Synthesis and pharmacology of the baclofen homologues 5-amino-4-(4-chlorophenyl)pentanoic acid and the R- and S-enantiomers of 5-amino-3-(4-chlorophenyl)pentanoic acid.

(RS)-5-Amino-4-(4-chlorophenyl)pentanoic acid (10) and the R-form (11) and S-form (12) of (RS)-5-amino-3-(4-chlorophenyl)pentanoic acid, which are homologues of the 4-aminobutanoic acidB (GABAB) receptor agonist (RS)-4-amino-3-(4-chlorophenyl)butanoic acid (baclofen), were synthesized. Compound 10 was synthesized by homologation at the carboxyl end of baclofen using a seven-step reaction sequence. N-Boc-protected (4R, 5R)-4-(4-chlorophenyl)-5-hydroxy-2-piperidone (18) was deoxygenated via a modified Barton-McCombie reaction to give N-Boc-protected (R)-4-(4-chlorophenyl)-2-piperidone (20), which was ring opened and deprotected to give 11.HCl. The corresponding S-enantiomer, 12.HCl, was synthesized analogously from the 4S,5S-enantiomer of 18, compound 21. The enantiomeric purities of 11.HCl (ee = 99.8%) and 12. HCl (ee = 99.3%) were determined by chiral HPLC. Compound 10 did not show detectable affinity for GABAA or GABAB receptor sites and was inactive as an agonist or an antagonist at GABAB receptors in the guinea pig ileum. Like the enantiomers of baclofen, neither 11 nor 12 showed detectable affinity for GABAA receptor sites, and in agreement with the findings for (S)-baclofen, 12 did not interact significantly with GABAB receptor sites. Compound 11 (IC50 = 7.4 +/- 0.6 microM), a homologue of (R)-baclofen (2), was shown to be some 50 times weaker than 2 (IC50 = 0.14 +/- 0.01 microM) as an inhibitor of GABAB binding. Accordingly, 11 (EC50 = 150 +/- 23 microM) was shown to be weaker than 2 (EC50 = 11 +/- 1 microM) as an inhibitor of electrically induced contractions of the guinea pig ileum.
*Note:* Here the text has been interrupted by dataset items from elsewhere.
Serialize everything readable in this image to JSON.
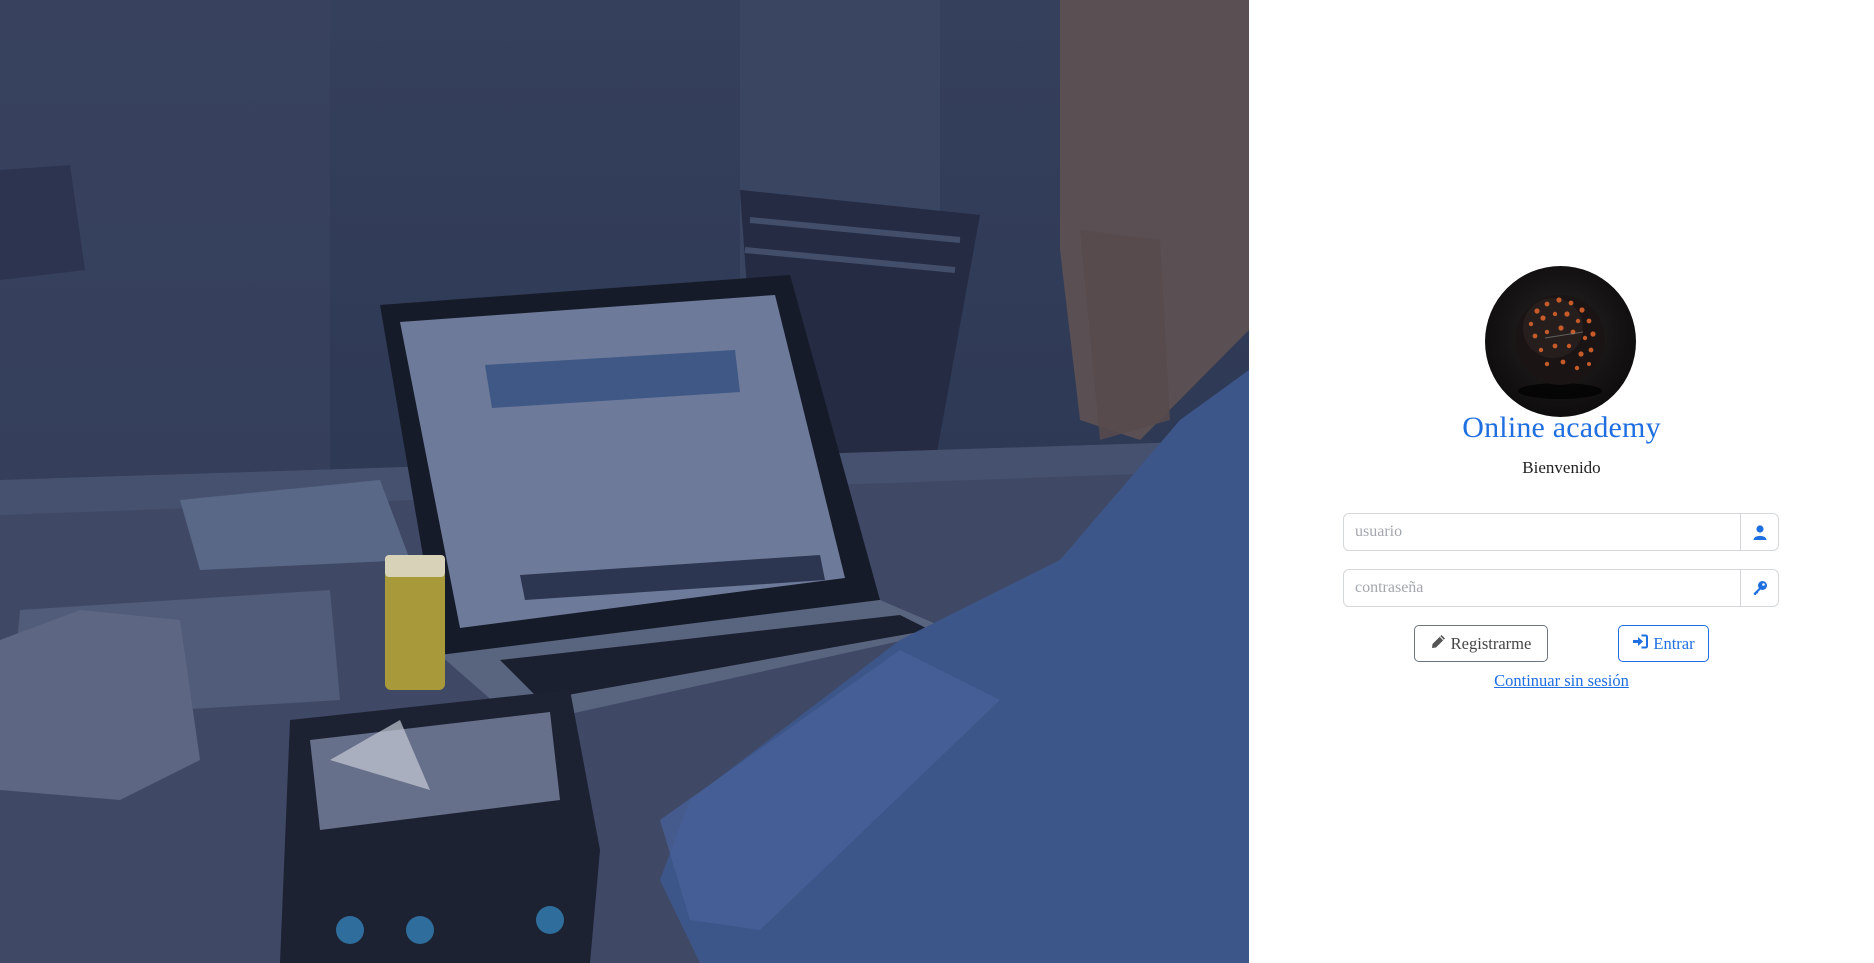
{
  "app": {
    "title": "Online academy",
    "welcome": "Bienvenido"
  },
  "hero": {
    "image": "students-laptop-photo"
  },
  "logo": {
    "icon": "sphere-logo"
  },
  "form": {
    "username": {
      "placeholder": "usuario",
      "value": "",
      "icon": "user-icon"
    },
    "password": {
      "placeholder": "contraseña",
      "value": "",
      "icon": "key-icon"
    }
  },
  "buttons": {
    "register": {
      "label": "Registrarme",
      "icon": "pencil-icon"
    },
    "login": {
      "label": "Entrar",
      "icon": "sign-in-icon"
    }
  },
  "links": {
    "guest": "Continuar sin sesión"
  },
  "colors": {
    "accent": "#1f6fe0",
    "secondary": "#6c757d",
    "overlay": "#2f3a56"
  }
}
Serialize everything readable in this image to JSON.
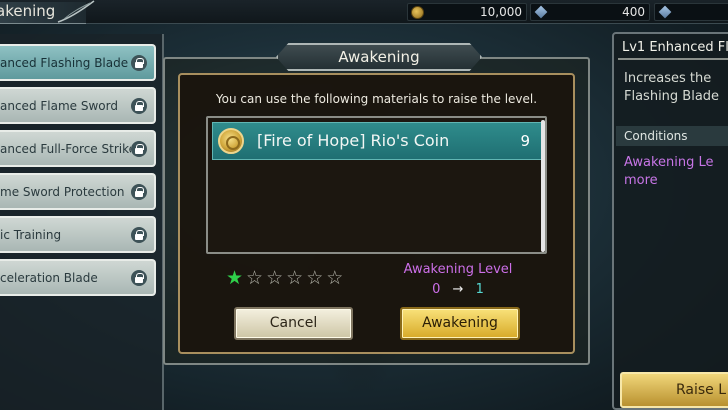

However, whereas this effect of 2 was sensitive to the GABAB antagonist, CGP35348 (4), the inhibition by 11 was not significantly affected. Furthermore, 12 (EC50 = 310 +/- 16 microM) was shown to be one-half as potent as 11 in this test system, and this effect of 12 also was insensitive to 4. The dissimilarities of the pharmacological effects of 2 and compounds 11 and 12 were emphasized by the observation that whereas 2 only inhibits the ileum contraction by 59 +/- 5%, 11 as well as 12 were shown to inhibit this response by approximately 94%. Neither 11 nor 12 appeared to affect significantly cholinergic mechanisms in the ileum, and their mechanism(s) of action remain enigmatic.